Workshop: 2022 International Workshop on Performance Portability and Productivity (P3HPC)
Authors: Kumudha Narasimhan, Ouadie El Farouki, Mehdi Goli, Muhammad Tanvir, Svetlozar Georgiev, and Isaac Ault (Codeplay Software Ltd, UK)
Abstract: The wide adoption of Deep Neural Networks (DNN) has served as an incentive to design and manufacture powerful and specialized hardware technologies, targeting systems from Edge devices to Cloud and supercomputers.
While the proposed ONNX as a de facto for AI model description provides the portability of AI models across various AI frameworks, supporting DNN models on various hardware architectures remains challenging.
SYCL provides a C++-based portable parallel programming model to target various devices. Thus, enabling SYCL backend for an AI framework can lead to a hardware-agnostic model for heterogeneous systems.

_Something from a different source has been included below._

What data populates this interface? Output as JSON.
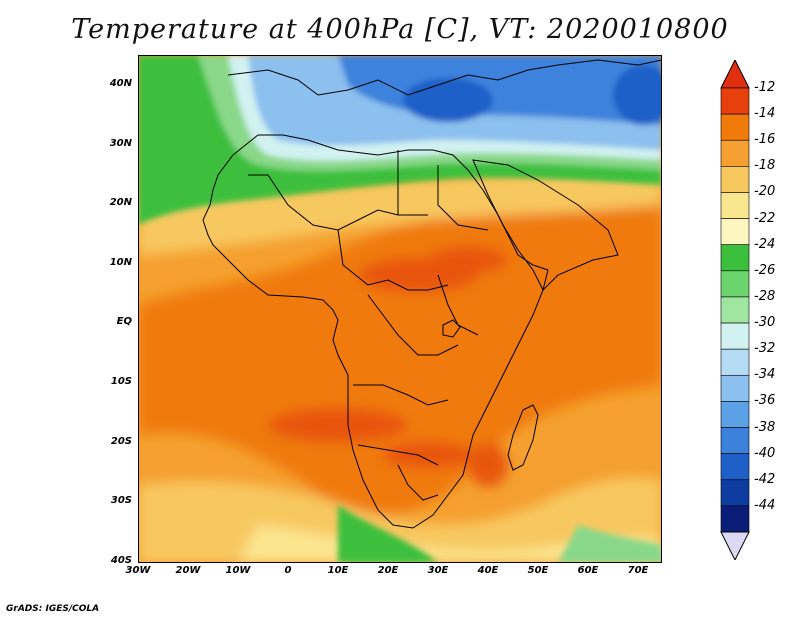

This paper proposes a SYCL backend for ONNXRuntime as a possible solution towards the performance portability of deep learning algorithms. The proposed backend uses existing state-of-the-art SYCL-DNN and SYCL-BLAS libraries to invoke tuned SYCL kernels for DNN operations. Our performance evaluation shows that the proposed approach can achieve comparable performance with respect to the state-of-the-art optimized vendor-specific libraries.